Pourquoi DLSS 4.5 n'est qu'une béquille pour les jeux AAA non optimisés
En tant que joueur, j'ai toujours construit mes ordinateurs avec un seul objectif en tête : une expérience de jeu fluide. Il y a vingt ans, cela signifiait quelque chose de complètement différent de ce qu'il est aujourd'hui, et pour la plupart, beaucoup d'entre nous étaient heureux d'exécuter les derniers jeux en 1024 x 768, voire moins. De nos jours, avec des demandes matérielles toujours croissantes et des jeux mal optimisés, nous sommes confrontés à une multitude de problèmes différents.
À une époque où 60 ips ne suffisent plus pour beaucoup, et 30 ips ne sont pas possibles dans de nombreux jeux sans mise à l'échelle et génération d'images, on a l'impression qu'obtenir le PC de vos rêves est un objectif inaccessible… et pourtant, ce PC s'appuie sur un logiciel pour que ces images se produisent la plupart du temps.
Cela me fait en quelque sorte me demander : quand les mises à niveau matérielles sont-elles devenues si simples et les mises à niveau logicielles sont-elles devenues si cruciales ? Et est-ce une bonne ou une mauvaise chose ?
Sommaire
Le 60 fps natif n'est pas mort, mais il a définitivement changé
C'est un poteau de but en constante évolution.

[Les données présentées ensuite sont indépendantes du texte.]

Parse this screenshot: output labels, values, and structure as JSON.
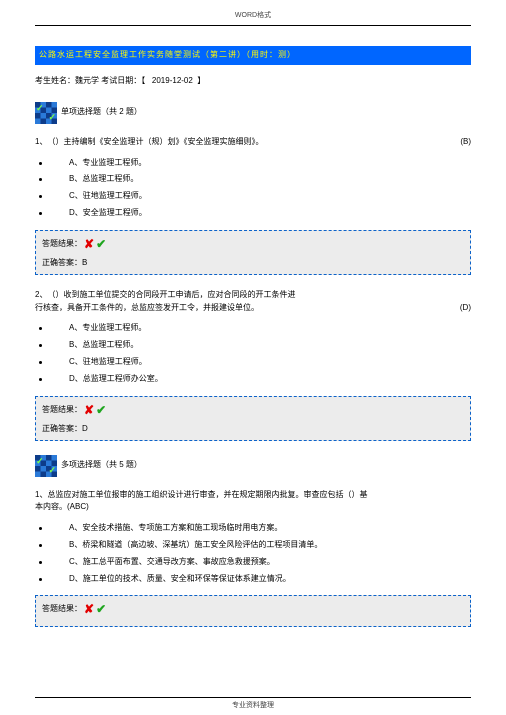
{
  "header_tag": "WORD格式",
  "title_bar": "公路水运工程安全监理工作实务随堂测试（第二讲）（用时：测）",
  "meta": {
    "name_label": "考生姓名：魏元学",
    "date_label": "考试日期：",
    "date_value": "2019-12-02"
  },
  "section1": {
    "label": "单项选择题（共 2 题）"
  },
  "q1": {
    "num": "1、",
    "text": "（）主持编制《安全监理计（规）划》《安全监理实施细则》。",
    "mark": "(B)",
    "opts": {
      "A": "A、专业监理工程师。",
      "B": "B、总监理工程师。",
      "C": "C、驻地监理工程师。",
      "D": "D、安全监理工程师。"
    },
    "res_label": "答题结果：",
    "correct_label": "正确答案：B"
  },
  "q2": {
    "num": "2、",
    "text1": "（）收到施工单位提交的合同段开工申请后，应对合同段的开工条件进",
    "text2": "行核查，具备开工条件的，总监应签发开工令，并报建设单位。",
    "mark": "(D)",
    "opts": {
      "A": "A、专业监理工程师。",
      "B": "B、总监理工程师。",
      "C": "C、驻地监理工程师。",
      "D": "D、总监理工程师办公室。"
    },
    "res_label": "答题结果：",
    "correct_label": "正确答案：D"
  },
  "section2": {
    "label": "多项选择题（共 5 题）"
  },
  "q3": {
    "num": "1、",
    "text1": "总监应对施工单位报审的施工组织设计进行审查，并在规定期限内批复。审查应包括（）基",
    "text2": "本内容。(ABC)",
    "opts": {
      "A": "A、安全技术措施、专项施工方案和施工现场临时用电方案。",
      "B": "B、桥梁和隧道（高边坡、深基坑）施工安全风险评估的工程项目清单。",
      "C": "C、施工总平面布置、交通导改方案、事故应急救援预案。",
      "D": "D、施工单位的技术、质量、安全和环保等保证体系建立情况。"
    },
    "res_label": "答题结果："
  },
  "footer": "专业资料整理"
}
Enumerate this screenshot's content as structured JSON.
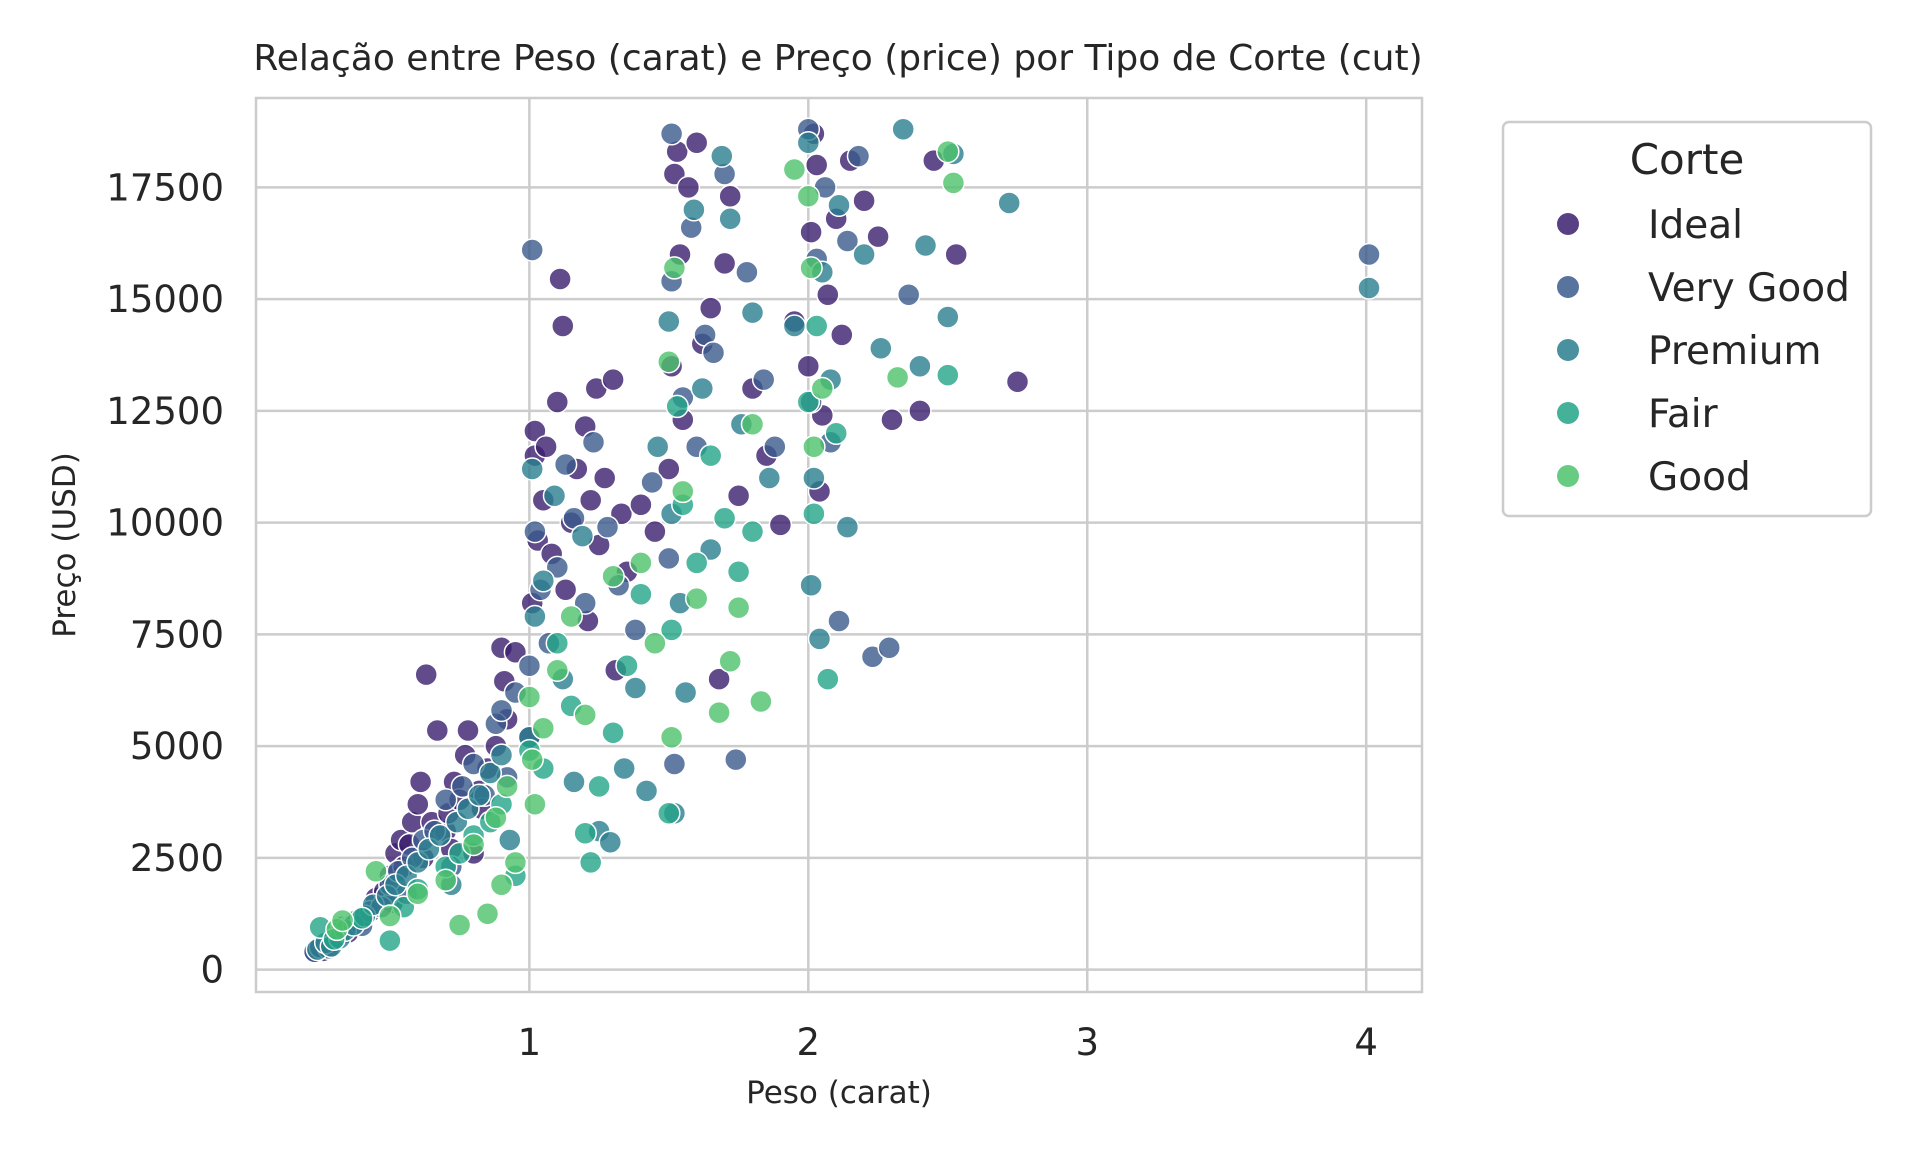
{
  "chart_data": {
    "type": "scatter",
    "title": "Relação entre Peso (carat) e Preço (price) por Tipo de Corte (cut)",
    "xlabel": "Peso (carat)",
    "ylabel": "Preço (USD)",
    "xlim": [
      0.02,
      4.2
    ],
    "ylim": [
      -500,
      19500
    ],
    "xticks": [
      1,
      2,
      3,
      4
    ],
    "yticks": [
      0,
      2500,
      5000,
      7500,
      10000,
      12500,
      15000,
      17500
    ],
    "grid": true,
    "legend": {
      "title": "Corte",
      "placement": "outside-right",
      "entries": [
        "Ideal",
        "Very Good",
        "Premium",
        "Fair",
        "Good"
      ]
    },
    "colors": {
      "Ideal": "#3b1e6e",
      "Very Good": "#3b5a8c",
      "Premium": "#2a7e8e",
      "Fair": "#23a487",
      "Good": "#4cc26c"
    },
    "series": [
      {
        "name": "Ideal",
        "points": [
          [
            0.23,
            380
          ],
          [
            0.26,
            420
          ],
          [
            0.28,
            560
          ],
          [
            0.3,
            620
          ],
          [
            0.31,
            780
          ],
          [
            0.33,
            960
          ],
          [
            0.35,
            830
          ],
          [
            0.38,
            1050
          ],
          [
            0.4,
            1100
          ],
          [
            0.42,
            1250
          ],
          [
            0.45,
            1600
          ],
          [
            0.48,
            1750
          ],
          [
            0.5,
            2100
          ],
          [
            0.51,
            1500
          ],
          [
            0.52,
            2600
          ],
          [
            0.54,
            2900
          ],
          [
            0.55,
            2300
          ],
          [
            0.57,
            2800
          ],
          [
            0.58,
            3300
          ],
          [
            0.6,
            3700
          ],
          [
            0.61,
            4200
          ],
          [
            0.62,
            2500
          ],
          [
            0.63,
            6600
          ],
          [
            0.65,
            3300
          ],
          [
            0.67,
            5350
          ],
          [
            0.7,
            3100
          ],
          [
            0.71,
            3500
          ],
          [
            0.72,
            2700
          ],
          [
            0.73,
            4200
          ],
          [
            0.75,
            3800
          ],
          [
            0.77,
            4800
          ],
          [
            0.78,
            5350
          ],
          [
            0.8,
            2600
          ],
          [
            0.82,
            4000
          ],
          [
            0.83,
            3600
          ],
          [
            0.85,
            4500
          ],
          [
            0.88,
            5000
          ],
          [
            0.9,
            7200
          ],
          [
            0.91,
            6450
          ],
          [
            0.92,
            5600
          ],
          [
            0.95,
            7100
          ],
          [
            1.0,
            5200
          ],
          [
            1.01,
            8200
          ],
          [
            1.02,
            11500
          ],
          [
            1.02,
            12050
          ],
          [
            1.03,
            9600
          ],
          [
            1.05,
            10500
          ],
          [
            1.06,
            11700
          ],
          [
            1.08,
            9300
          ],
          [
            1.1,
            12700
          ],
          [
            1.11,
            15450
          ],
          [
            1.12,
            14400
          ],
          [
            1.13,
            8500
          ],
          [
            1.15,
            10000
          ],
          [
            1.17,
            11200
          ],
          [
            1.2,
            12150
          ],
          [
            1.21,
            7800
          ],
          [
            1.22,
            10500
          ],
          [
            1.24,
            13000
          ],
          [
            1.25,
            9500
          ],
          [
            1.27,
            11000
          ],
          [
            1.3,
            13200
          ],
          [
            1.31,
            6700
          ],
          [
            1.33,
            10200
          ],
          [
            1.35,
            8900
          ],
          [
            1.4,
            10400
          ],
          [
            1.45,
            9800
          ],
          [
            1.5,
            11200
          ],
          [
            1.51,
            13500
          ],
          [
            1.52,
            17800
          ],
          [
            1.53,
            18300
          ],
          [
            1.54,
            16000
          ],
          [
            1.55,
            12300
          ],
          [
            1.57,
            17500
          ],
          [
            1.6,
            18500
          ],
          [
            1.62,
            14000
          ],
          [
            1.65,
            14800
          ],
          [
            1.68,
            6500
          ],
          [
            1.7,
            15800
          ],
          [
            1.72,
            17300
          ],
          [
            1.75,
            10600
          ],
          [
            1.8,
            13000
          ],
          [
            1.85,
            11500
          ],
          [
            1.9,
            9950
          ],
          [
            1.95,
            14500
          ],
          [
            2.0,
            13500
          ],
          [
            2.01,
            16500
          ],
          [
            2.02,
            18700
          ],
          [
            2.03,
            18000
          ],
          [
            2.04,
            10700
          ],
          [
            2.05,
            12400
          ],
          [
            2.07,
            15100
          ],
          [
            2.1,
            16800
          ],
          [
            2.12,
            14200
          ],
          [
            2.15,
            18100
          ],
          [
            2.2,
            17200
          ],
          [
            2.25,
            16400
          ],
          [
            2.3,
            12300
          ],
          [
            2.4,
            12500
          ],
          [
            2.45,
            18100
          ],
          [
            2.53,
            16000
          ],
          [
            2.75,
            13150
          ]
        ]
      },
      {
        "name": "Very Good",
        "points": [
          [
            0.23,
            400
          ],
          [
            0.25,
            500
          ],
          [
            0.28,
            480
          ],
          [
            0.3,
            720
          ],
          [
            0.32,
            850
          ],
          [
            0.35,
            950
          ],
          [
            0.38,
            1100
          ],
          [
            0.4,
            980
          ],
          [
            0.43,
            1300
          ],
          [
            0.47,
            1400
          ],
          [
            0.5,
            1900
          ],
          [
            0.53,
            2200
          ],
          [
            0.56,
            1700
          ],
          [
            0.58,
            2500
          ],
          [
            0.62,
            2900
          ],
          [
            0.66,
            3100
          ],
          [
            0.7,
            3800
          ],
          [
            0.72,
            2300
          ],
          [
            0.76,
            4100
          ],
          [
            0.8,
            4600
          ],
          [
            0.84,
            3900
          ],
          [
            0.88,
            5500
          ],
          [
            0.9,
            5800
          ],
          [
            0.92,
            4300
          ],
          [
            0.95,
            6200
          ],
          [
            1.0,
            6800
          ],
          [
            1.01,
            16100
          ],
          [
            1.02,
            9800
          ],
          [
            1.04,
            8500
          ],
          [
            1.07,
            7300
          ],
          [
            1.1,
            9000
          ],
          [
            1.13,
            11300
          ],
          [
            1.16,
            10100
          ],
          [
            1.2,
            8200
          ],
          [
            1.23,
            11800
          ],
          [
            1.28,
            9900
          ],
          [
            1.32,
            8600
          ],
          [
            1.38,
            7600
          ],
          [
            1.44,
            10900
          ],
          [
            1.5,
            9200
          ],
          [
            1.51,
            15400
          ],
          [
            1.51,
            18700
          ],
          [
            1.52,
            4600
          ],
          [
            1.55,
            12800
          ],
          [
            1.58,
            16600
          ],
          [
            1.6,
            11700
          ],
          [
            1.63,
            14200
          ],
          [
            1.66,
            13800
          ],
          [
            1.7,
            17800
          ],
          [
            1.74,
            4700
          ],
          [
            1.78,
            15600
          ],
          [
            1.84,
            13200
          ],
          [
            1.88,
            11700
          ],
          [
            2.0,
            18800
          ],
          [
            2.01,
            12700
          ],
          [
            2.03,
            15900
          ],
          [
            2.06,
            17500
          ],
          [
            2.08,
            11800
          ],
          [
            2.11,
            7800
          ],
          [
            2.14,
            16300
          ],
          [
            2.18,
            18200
          ],
          [
            2.23,
            7000
          ],
          [
            2.29,
            7200
          ],
          [
            2.36,
            15100
          ],
          [
            4.01,
            16000
          ]
        ]
      },
      {
        "name": "Premium",
        "points": [
          [
            0.24,
            450
          ],
          [
            0.27,
            600
          ],
          [
            0.29,
            520
          ],
          [
            0.32,
            700
          ],
          [
            0.34,
            880
          ],
          [
            0.37,
            1000
          ],
          [
            0.41,
            1200
          ],
          [
            0.44,
            1450
          ],
          [
            0.49,
            1650
          ],
          [
            0.52,
            1900
          ],
          [
            0.56,
            2100
          ],
          [
            0.6,
            2400
          ],
          [
            0.64,
            2700
          ],
          [
            0.68,
            3000
          ],
          [
            0.72,
            1900
          ],
          [
            0.74,
            3300
          ],
          [
            0.78,
            3600
          ],
          [
            0.82,
            3900
          ],
          [
            0.86,
            4400
          ],
          [
            0.9,
            4800
          ],
          [
            0.93,
            2900
          ],
          [
            1.0,
            5200
          ],
          [
            1.01,
            11200
          ],
          [
            1.02,
            7900
          ],
          [
            1.05,
            8700
          ],
          [
            1.09,
            10600
          ],
          [
            1.12,
            6500
          ],
          [
            1.16,
            4200
          ],
          [
            1.19,
            9700
          ],
          [
            1.25,
            3100
          ],
          [
            1.29,
            2850
          ],
          [
            1.34,
            4500
          ],
          [
            1.38,
            6300
          ],
          [
            1.42,
            4000
          ],
          [
            1.46,
            11700
          ],
          [
            1.5,
            14500
          ],
          [
            1.51,
            10200
          ],
          [
            1.52,
            3500
          ],
          [
            1.54,
            8200
          ],
          [
            1.56,
            6200
          ],
          [
            1.59,
            17000
          ],
          [
            1.62,
            13000
          ],
          [
            1.65,
            9400
          ],
          [
            1.69,
            18200
          ],
          [
            1.72,
            16800
          ],
          [
            1.76,
            12200
          ],
          [
            1.8,
            14700
          ],
          [
            1.86,
            11000
          ],
          [
            1.95,
            14400
          ],
          [
            2.0,
            18500
          ],
          [
            2.01,
            8600
          ],
          [
            2.02,
            11000
          ],
          [
            2.04,
            7400
          ],
          [
            2.05,
            15600
          ],
          [
            2.08,
            13200
          ],
          [
            2.11,
            17100
          ],
          [
            2.14,
            9900
          ],
          [
            2.2,
            16000
          ],
          [
            2.26,
            13900
          ],
          [
            2.34,
            18800
          ],
          [
            2.4,
            13500
          ],
          [
            2.42,
            16200
          ],
          [
            2.5,
            14600
          ],
          [
            2.52,
            18250
          ],
          [
            2.72,
            17150
          ],
          [
            4.01,
            15250
          ]
        ]
      },
      {
        "name": "Fair",
        "points": [
          [
            0.25,
            950
          ],
          [
            0.3,
            680
          ],
          [
            0.4,
            1150
          ],
          [
            0.5,
            650
          ],
          [
            0.55,
            1400
          ],
          [
            0.6,
            1800
          ],
          [
            0.7,
            2300
          ],
          [
            0.75,
            2600
          ],
          [
            0.8,
            3000
          ],
          [
            0.86,
            3300
          ],
          [
            0.9,
            3700
          ],
          [
            0.95,
            2100
          ],
          [
            1.0,
            4900
          ],
          [
            1.05,
            4500
          ],
          [
            1.1,
            7300
          ],
          [
            1.15,
            5900
          ],
          [
            1.2,
            3050
          ],
          [
            1.22,
            2400
          ],
          [
            1.25,
            4100
          ],
          [
            1.3,
            5300
          ],
          [
            1.35,
            6800
          ],
          [
            1.4,
            8400
          ],
          [
            1.5,
            3500
          ],
          [
            1.51,
            7600
          ],
          [
            1.53,
            12600
          ],
          [
            1.55,
            10400
          ],
          [
            1.6,
            9100
          ],
          [
            1.65,
            11500
          ],
          [
            1.7,
            10100
          ],
          [
            1.75,
            8900
          ],
          [
            1.8,
            9800
          ],
          [
            2.0,
            12700
          ],
          [
            2.02,
            10200
          ],
          [
            2.03,
            14400
          ],
          [
            2.07,
            6500
          ],
          [
            2.1,
            12000
          ],
          [
            2.5,
            13300
          ]
        ]
      },
      {
        "name": "Good",
        "points": [
          [
            0.31,
            900
          ],
          [
            0.33,
            1100
          ],
          [
            0.45,
            2200
          ],
          [
            0.5,
            1200
          ],
          [
            0.6,
            1700
          ],
          [
            0.7,
            2000
          ],
          [
            0.75,
            1000
          ],
          [
            0.8,
            2800
          ],
          [
            0.85,
            1250
          ],
          [
            0.88,
            3400
          ],
          [
            0.9,
            1900
          ],
          [
            0.92,
            4100
          ],
          [
            0.95,
            2400
          ],
          [
            1.0,
            6100
          ],
          [
            1.01,
            4700
          ],
          [
            1.02,
            3700
          ],
          [
            1.05,
            5400
          ],
          [
            1.1,
            6700
          ],
          [
            1.15,
            7900
          ],
          [
            1.2,
            5700
          ],
          [
            1.3,
            8800
          ],
          [
            1.4,
            9100
          ],
          [
            1.45,
            7300
          ],
          [
            1.5,
            13600
          ],
          [
            1.51,
            5200
          ],
          [
            1.52,
            15700
          ],
          [
            1.55,
            10700
          ],
          [
            1.6,
            8300
          ],
          [
            1.68,
            5750
          ],
          [
            1.72,
            6900
          ],
          [
            1.75,
            8100
          ],
          [
            1.8,
            12200
          ],
          [
            1.83,
            6000
          ],
          [
            1.95,
            17900
          ],
          [
            2.0,
            17300
          ],
          [
            2.01,
            15700
          ],
          [
            2.02,
            11700
          ],
          [
            2.05,
            13000
          ],
          [
            2.32,
            13250
          ],
          [
            2.5,
            18300
          ],
          [
            2.52,
            17600
          ]
        ]
      }
    ]
  }
}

La poursuite de 60 images par seconde (fps) est quelque chose que tous les joueurs sur PC font depuis des lustres, mais de nos jours, cet objectif ne signifie pas grand-chose pour un large sous-ensemble de joueurs.
Bien sûr, de nombreux joueurs utilisent encore des moniteurs 60 Hz, mais les écrans 144 Hz+ ne sont plus chers. Vous pouvez facilement mettre la main sur du matériel pouvant prendre en charge plus de 60 ips, ce qui signifie que pour beaucoup, cet objectif est désormais plus élevé.
Le problème est que les jeux AAA modernes rendent difficile l’optimisation des capacités d’un moniteur 144 Hz, sans parler de quelque chose d’encore plus substantiel. Il existe désormais un grand écart entre le matériel que les joueurs souhaitent avoir, les résultats qu'ils souhaitent obtenir et les performances réelles qu'il est capable de fournir dans certains titres. Certains jeux seront un jeu d’enfant, mais d’autres moins.
En conséquence, jouer à une vitesse stable de 60 ips est un objectif en constante évolution. Certains joueurs ont besoin de plus, tandis que d’autres se contentent de 60 ips ou moins. Certains veulent jouer avec les paramètres maximum, et d'autres ne voient pas beaucoup de différence.
Avec ces objectifs en constante évolution, répondre à certaines exigences n’a jamais été aussi difficile. Heureusement, ces dernières années nous ont apporté une béquille majeure sous la forme de la mise à l'échelle et de la génération de cadres.
Frame gen a changé ce que signifient les performances
Et cela a également changé pour toujours les mises à niveau du PC.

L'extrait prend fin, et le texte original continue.